En minería, un clúster significa coordinar operaciones, compartir infraestructura, optimizar la logística y aprovechar al máximo los recursos humanos y tecnológicos de la zona. El resultado es un ecosistema competitivo, en el que todos los actores —desde grandes mineras hasta pequeñas empresas proveedoras— se benefician.
En el caso de Cajamarca, el potencial es inmenso. Un plan integral permitiría una única huella ambiental, con plantas de tratamiento de minerales y de agua compartidas, sistemas de energía y disposición de desechos comunes, y un sistema de transporte eficiente —idealmente ferroviario— que no solo reduciría el impacto ambiental, sino que dinamizaría toda la economía del norte peruano.
Entre los proyectos de la zona, Michiquillay se perfila como pieza clave. Con una inversión estimada de US$ 2,000 millones, su desarrollo puede marcar el inicio del clúster. Su ubicación estratégica le permite integrarse con los otros yacimientos del cinturón de cobre, facilitando la implementación de la logística y la infraestructura común. Además, la presencia de un proyecto de esta envergadura atrae proveedores especializados, abre oportunidades para la contratación de mano de obra local y estimula la inversión en educación técnica y universitaria orientada a la minería y sus industrias auxiliares.
En Chile, la región de Antofagasta es un ejemplo vivo del poder de un clúster minero bien gestionado. Sobre la base de minas como Chuquicamata y La Escondida, la zona se convirtió en la más próspera del país, con un PBI per cápita comparable al de Australia. El modelo no solo generó riqueza, sino que diversificó la economía local, fortaleció la infraestructura y elevó los indicadores sociales. Cajamarca, con su geología privilegiada y una cartera de proyectos de clase mundial, podría seguir ese mismo camino, adaptándolo a la realidad peruana.
Beneficios que van más allá de la minería
El impacto de un clúster minero no se limita a la extracción de minerales. La demanda de servicios auxiliares —transporte, mantenimiento, ingeniería, logística, catering, salud ocupacional— crea un tejido empresarial sólido y diversificado. La instalación de empresas proveedoras en la región fomentaría el empleo local y el desarrollo de capacidades técnicas. Además, la coordinación entre actores permitiría negociar mejores condiciones para las comunidades: inversión en agua, saneamiento, electrificación, educación y salud.

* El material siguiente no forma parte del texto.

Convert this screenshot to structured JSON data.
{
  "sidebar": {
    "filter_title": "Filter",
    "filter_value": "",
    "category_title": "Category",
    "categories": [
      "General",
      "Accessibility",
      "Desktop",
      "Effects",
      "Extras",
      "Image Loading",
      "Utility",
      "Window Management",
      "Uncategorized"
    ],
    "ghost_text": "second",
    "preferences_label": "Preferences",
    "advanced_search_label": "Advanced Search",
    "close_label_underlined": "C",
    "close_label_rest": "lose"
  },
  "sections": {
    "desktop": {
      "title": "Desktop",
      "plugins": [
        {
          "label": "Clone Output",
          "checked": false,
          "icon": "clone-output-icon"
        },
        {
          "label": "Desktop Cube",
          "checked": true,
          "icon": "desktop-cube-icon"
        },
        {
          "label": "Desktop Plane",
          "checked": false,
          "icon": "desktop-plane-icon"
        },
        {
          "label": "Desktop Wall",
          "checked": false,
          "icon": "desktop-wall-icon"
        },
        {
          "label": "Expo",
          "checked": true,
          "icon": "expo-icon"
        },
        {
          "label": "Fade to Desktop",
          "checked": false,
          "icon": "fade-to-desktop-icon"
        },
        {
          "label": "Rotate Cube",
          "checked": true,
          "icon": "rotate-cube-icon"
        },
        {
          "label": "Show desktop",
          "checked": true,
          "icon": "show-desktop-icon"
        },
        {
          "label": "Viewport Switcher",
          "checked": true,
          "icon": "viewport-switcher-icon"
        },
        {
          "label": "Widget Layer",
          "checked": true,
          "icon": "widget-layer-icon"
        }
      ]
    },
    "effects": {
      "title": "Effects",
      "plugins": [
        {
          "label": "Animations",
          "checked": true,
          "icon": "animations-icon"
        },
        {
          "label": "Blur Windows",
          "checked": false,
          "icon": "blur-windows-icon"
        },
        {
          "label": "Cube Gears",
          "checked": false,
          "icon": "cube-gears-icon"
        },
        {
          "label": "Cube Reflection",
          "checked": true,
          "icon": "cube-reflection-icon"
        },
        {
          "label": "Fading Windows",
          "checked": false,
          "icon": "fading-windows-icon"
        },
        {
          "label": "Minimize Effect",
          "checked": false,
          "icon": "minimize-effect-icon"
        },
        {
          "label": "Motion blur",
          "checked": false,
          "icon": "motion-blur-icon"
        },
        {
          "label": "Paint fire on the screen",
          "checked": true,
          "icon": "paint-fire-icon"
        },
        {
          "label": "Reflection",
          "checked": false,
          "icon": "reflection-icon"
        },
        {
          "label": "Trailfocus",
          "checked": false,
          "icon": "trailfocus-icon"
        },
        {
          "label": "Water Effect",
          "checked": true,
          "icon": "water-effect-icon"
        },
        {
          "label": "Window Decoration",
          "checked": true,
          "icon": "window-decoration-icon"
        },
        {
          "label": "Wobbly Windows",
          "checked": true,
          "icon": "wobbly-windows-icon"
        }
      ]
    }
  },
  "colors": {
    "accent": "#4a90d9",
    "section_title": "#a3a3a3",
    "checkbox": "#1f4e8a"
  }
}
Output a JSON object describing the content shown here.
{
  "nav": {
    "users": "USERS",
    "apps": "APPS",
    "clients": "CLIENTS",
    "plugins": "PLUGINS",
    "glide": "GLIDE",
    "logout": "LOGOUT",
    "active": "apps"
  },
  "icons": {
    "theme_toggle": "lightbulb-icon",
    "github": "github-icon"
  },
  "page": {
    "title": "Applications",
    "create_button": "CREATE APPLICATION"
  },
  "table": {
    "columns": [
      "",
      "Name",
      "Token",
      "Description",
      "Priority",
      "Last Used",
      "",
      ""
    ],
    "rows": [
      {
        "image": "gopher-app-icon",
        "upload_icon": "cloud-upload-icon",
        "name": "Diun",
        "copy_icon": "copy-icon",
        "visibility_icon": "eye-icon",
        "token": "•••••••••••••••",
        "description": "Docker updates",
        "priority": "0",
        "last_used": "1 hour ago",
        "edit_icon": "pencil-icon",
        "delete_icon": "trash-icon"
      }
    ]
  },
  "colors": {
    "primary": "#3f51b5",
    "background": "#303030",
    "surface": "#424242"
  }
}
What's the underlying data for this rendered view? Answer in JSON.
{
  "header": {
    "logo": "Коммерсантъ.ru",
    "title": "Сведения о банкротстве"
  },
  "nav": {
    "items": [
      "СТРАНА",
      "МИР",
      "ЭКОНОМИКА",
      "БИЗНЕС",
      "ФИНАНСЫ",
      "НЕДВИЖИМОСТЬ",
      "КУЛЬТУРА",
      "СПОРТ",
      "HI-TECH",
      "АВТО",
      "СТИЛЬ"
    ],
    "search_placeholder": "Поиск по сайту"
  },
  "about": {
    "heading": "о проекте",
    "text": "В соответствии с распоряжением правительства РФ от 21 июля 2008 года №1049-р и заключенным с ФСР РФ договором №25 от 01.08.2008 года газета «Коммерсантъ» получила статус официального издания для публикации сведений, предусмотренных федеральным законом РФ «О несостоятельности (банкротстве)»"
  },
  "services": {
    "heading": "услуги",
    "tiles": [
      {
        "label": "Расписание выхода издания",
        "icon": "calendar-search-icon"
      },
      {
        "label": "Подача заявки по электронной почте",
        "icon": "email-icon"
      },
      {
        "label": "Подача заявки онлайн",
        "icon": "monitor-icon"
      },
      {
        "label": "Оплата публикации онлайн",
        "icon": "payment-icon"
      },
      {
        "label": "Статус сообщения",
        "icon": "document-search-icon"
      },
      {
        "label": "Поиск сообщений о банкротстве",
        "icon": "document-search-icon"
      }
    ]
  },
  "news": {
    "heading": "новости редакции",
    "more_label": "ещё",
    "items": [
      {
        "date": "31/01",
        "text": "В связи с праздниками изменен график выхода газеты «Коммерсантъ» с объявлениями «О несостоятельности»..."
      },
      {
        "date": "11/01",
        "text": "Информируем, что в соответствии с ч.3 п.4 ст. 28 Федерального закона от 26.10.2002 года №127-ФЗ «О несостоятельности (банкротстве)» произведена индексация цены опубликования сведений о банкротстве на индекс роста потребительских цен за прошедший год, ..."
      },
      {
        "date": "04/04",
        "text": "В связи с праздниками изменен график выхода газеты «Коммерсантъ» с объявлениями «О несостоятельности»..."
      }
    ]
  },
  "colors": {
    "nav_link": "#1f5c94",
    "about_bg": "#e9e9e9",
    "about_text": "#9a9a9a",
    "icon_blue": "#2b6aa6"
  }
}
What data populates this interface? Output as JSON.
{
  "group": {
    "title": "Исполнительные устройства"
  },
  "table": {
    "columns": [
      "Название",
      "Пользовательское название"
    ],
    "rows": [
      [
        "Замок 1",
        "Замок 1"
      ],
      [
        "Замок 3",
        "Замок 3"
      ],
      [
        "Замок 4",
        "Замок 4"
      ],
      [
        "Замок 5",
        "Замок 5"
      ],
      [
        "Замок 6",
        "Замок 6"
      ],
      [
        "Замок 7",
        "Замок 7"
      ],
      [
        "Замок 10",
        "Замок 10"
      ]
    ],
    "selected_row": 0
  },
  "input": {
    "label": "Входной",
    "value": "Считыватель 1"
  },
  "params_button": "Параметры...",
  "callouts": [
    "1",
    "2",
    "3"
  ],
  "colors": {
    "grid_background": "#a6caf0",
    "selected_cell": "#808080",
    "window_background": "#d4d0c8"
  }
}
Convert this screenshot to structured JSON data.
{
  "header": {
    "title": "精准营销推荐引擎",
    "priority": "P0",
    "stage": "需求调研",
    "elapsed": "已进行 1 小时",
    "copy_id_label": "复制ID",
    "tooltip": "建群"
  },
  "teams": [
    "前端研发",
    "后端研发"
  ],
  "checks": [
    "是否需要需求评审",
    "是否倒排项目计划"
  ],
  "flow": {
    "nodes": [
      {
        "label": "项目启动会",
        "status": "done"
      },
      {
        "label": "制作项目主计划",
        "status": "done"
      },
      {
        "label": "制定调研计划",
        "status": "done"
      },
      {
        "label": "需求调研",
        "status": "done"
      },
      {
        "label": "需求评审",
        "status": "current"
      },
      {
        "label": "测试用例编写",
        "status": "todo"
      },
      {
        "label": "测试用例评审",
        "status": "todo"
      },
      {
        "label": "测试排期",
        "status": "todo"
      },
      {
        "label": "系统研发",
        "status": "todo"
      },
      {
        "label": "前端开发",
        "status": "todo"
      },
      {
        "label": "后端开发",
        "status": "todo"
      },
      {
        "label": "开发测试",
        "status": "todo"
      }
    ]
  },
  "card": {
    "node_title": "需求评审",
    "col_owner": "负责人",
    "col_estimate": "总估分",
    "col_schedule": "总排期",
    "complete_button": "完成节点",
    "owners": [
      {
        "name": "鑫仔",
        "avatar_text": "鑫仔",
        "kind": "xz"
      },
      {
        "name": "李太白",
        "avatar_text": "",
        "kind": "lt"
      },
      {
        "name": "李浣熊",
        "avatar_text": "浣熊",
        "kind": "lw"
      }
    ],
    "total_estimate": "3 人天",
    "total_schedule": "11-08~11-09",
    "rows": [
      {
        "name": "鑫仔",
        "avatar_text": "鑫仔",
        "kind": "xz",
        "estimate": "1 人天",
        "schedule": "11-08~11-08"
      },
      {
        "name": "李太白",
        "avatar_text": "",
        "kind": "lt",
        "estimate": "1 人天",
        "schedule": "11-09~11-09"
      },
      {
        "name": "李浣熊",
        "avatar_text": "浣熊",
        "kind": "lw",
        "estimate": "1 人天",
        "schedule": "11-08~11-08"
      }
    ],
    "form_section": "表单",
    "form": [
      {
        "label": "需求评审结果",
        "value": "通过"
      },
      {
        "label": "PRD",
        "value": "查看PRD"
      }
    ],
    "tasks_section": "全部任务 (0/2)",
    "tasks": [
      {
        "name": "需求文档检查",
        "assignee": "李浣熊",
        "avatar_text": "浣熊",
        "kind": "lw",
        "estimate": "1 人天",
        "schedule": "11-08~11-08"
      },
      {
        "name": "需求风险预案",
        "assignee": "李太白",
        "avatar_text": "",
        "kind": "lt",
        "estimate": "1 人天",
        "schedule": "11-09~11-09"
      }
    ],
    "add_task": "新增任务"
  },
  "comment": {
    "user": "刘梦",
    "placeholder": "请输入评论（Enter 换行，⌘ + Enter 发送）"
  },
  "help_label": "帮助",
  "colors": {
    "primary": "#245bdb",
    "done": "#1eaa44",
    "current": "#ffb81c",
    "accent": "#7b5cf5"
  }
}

Incluso sectores ajenos a la minería, como el turismo o la agroindustria, podrían verse beneficiados por la mejora de infraestructura y el aumento del poder adquisitivo de la población.
Pero poner en marcha el clúster minero de Cajamarca no es solo una cuestión técnica o empresarial. Requiere voluntad política, marcos regulatorios claros, acuerdos con las comunidades y una visión compartida de desarrollo sostenible. La experiencia de Antofagasta y de otros clústeres mineros en el mundo muestra que la cooperación entre el sector público y privado, sumada a la participación activa de las universidades y centros de investigación, es la clave para el éxito.
El informe del Centro de Investigación de Minería, Ambiente y Desarrollo (CIMADE) ya trazó una hoja de ruta: coordinación de proyectos, infraestructura común, mitigación ambiental conjunta y un sistema logístico integrado. Los números son claros: US$ 2,200 millones en utilidades en dos décadas, sin contar el impulso al empleo, la innovación y la calidad de vida.
Hoy, la gran pregunta es si el Perú aprovechará esta oportunidad o seguirá dejando enterrada la riqueza que podría cambiar el destino del norte. Cajamarca tiene todo para convertirse en un referente mundial del cobre, y Michiquillay puede ser la chispa que encienda ese motor. El clúster minero del norte no es una utopía: es una realidad posible, y cada año que pasa sin ponerlo en marcha es un año perdido para el país.